Birdshot and buckshot are two very popular shotgun loads.

The main difference between birdshot and buckshot is pellets in a buckshot shell are much bigger, 2.5mm vs 6mm. The smaller pellets do less damage and are better for smaller game.


Birdshot is made mainly for dropping birds at sometimes quite wide distances while still leaving the body intact. This means that they have to hit a fast-moving, flying target that is far away without destroying it.


Inside of the shell, there are tiny round steel or lead pellets (often a mixture of both, depending on the birds that are being hunted) that all have the same size. Birdshot shells contain the smallest pellets of all shotgun ammunition.

When shot, these pellets spread outwards, which means you do not have to be extremely accurate to land a hit. A large number of pellets inside the shell also increases the chances of hitting a target. This is necessary because birds are comparably small targets with a comparably wide range of movement.

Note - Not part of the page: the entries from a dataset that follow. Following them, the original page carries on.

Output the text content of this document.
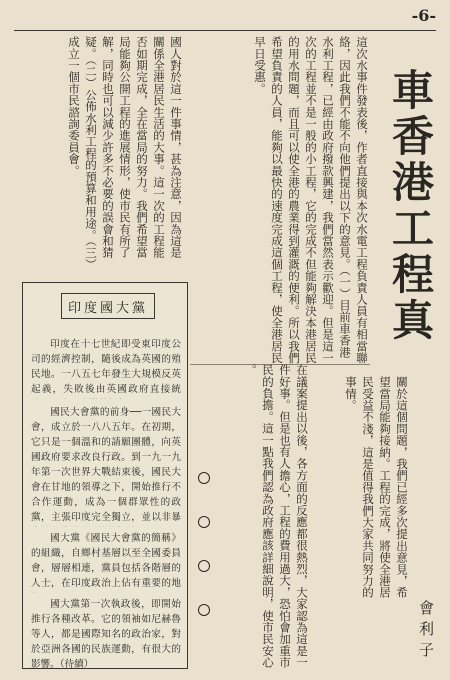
-6-
車香港工程真
這次水事件發表後，作者直接與本次水電工程負責人員有相當聯絡，因此我們不能不向他們提出以下的意見。（一）目前車香港水利工程，已經由政府撥款興建，我們當然表示歡迎。但是這一次的工程並不是一般的小工程，它的完成不但能夠解決本港居民的用水問題，而且可以使全港的農業得到灌溉的便利。所以我們希望負責的人員，能夠以最快的速度完成這個工程，使全港居民早日受惠。
國人對於這一件事情，甚為注意，因為這是關係全港居民生活的大事。這一次的工程能否如期完成，全在當局的努力。我們希望當局能夠公開工程的進展情形，使市民有所了解，同時也可以減少許多不必要的誤會和猜疑。（二）公佈水利工程的預算和用途。（三）成立一個市民諮詢委員會。
在議案提出以後，各方面的反應都很熱烈，大家認為這是一件好事。但是也有人擔心，工程的費用過大，恐怕會加重市民的負擔。這一點我們認為政府應該詳細說明，使市民安心。
關於這個問題，我們已經多次提出意見，希望當局能夠接納。工程的完成，將使全港居民受益不淺，這是值得我們大家共同努力的事情。
會利子
印度國大黨

印度在十七世紀即受東印度公司的經濟控制，隨後成為英國的殖民地。一八五七年發生大規模反英起義，失敗後由英國政府直接統

國民大會黨的前身──一國民大會，成立於一八八五年。在初期，它只是一個溫和的請願團體，向英國政府要求改良行政。到一九一九年第一次世界大戰結束後，國民大會在甘地的領導之下，開始推行不合作運動，成為一個群眾性的政黨，主張印度完全獨立，並以非暴

國大黨《國民大會黨的簡稱》的組織，自鄉村基層以至全國委員會，層層相連，黨員包括各階層的人士，在印度政治上佔有重要的地

國大黨第一次執政後，即開始推行各種改革。它的領袖如尼赫魯等人，都是國際知名的政治家，對於亞洲各國的民族運動，有很大的影響。（待續）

Birdshot pellets strike their targets with less momentum than buckshot does. This is why they are used to hunt smaller animals – birds like ducks, geese, turkeys, quails, and pheasants, but also other small game like squirrels and rabbits.

Birdshot does not destroy small targets but is still strong enough to kill them. Hunters that are mainly looking for trophies sometimes even fill their shells with fewer pellets to make totally sure that their target does not get damaged and can still be displayed. Some critics consider this practice inhumane, though, since it takes longer for the animal to die and is also more painful.


When purchasing birdshot, a higher number on the ammunition means that the pellets are smaller. The smaller the pellets, the more of them are inside a shell.



This means that the pellets have more impact on the target and are used to hunt larger game like deer. If you use buckshot to hunt smaller animals, you would destroy them completely and leave little meat or pelt to harvest.


Just like birdshot, buckshot pellets move outward when shot. Because they are heavier and fewer in number, the resulting pattern is tighter, though. This means it is more important to aim correctly when you want to hit your target. The farther away the target is, the wider the shot spreads before reaching it.


Since buckshot can also do serious damage to humans, most seasoned hunters wear orange vests rather than camouflage. Due to the fanned-out shot pattern, you do not even have to be in direct line to get shot. Other than birdshot, buckshot is also able to penetrate some kinds of walls like for example drywall. This makes buckshot more dangerous to bystanders or other hunters.


Buckshot sizes are also designated by numbers or letters. Most of them use the “aught” designation, like #0 (“single aught”) or #00 (“double-aught”). The more aughts, the bigger the pellets. For smaller buckshot, numbers are used.

Like with birdshot, a higher number designates smaller pellets. Experienced hunters also buy shells and pellets separately and compile them according to their needs.

So use birdshot for birds and small animals and buckshot for larger game.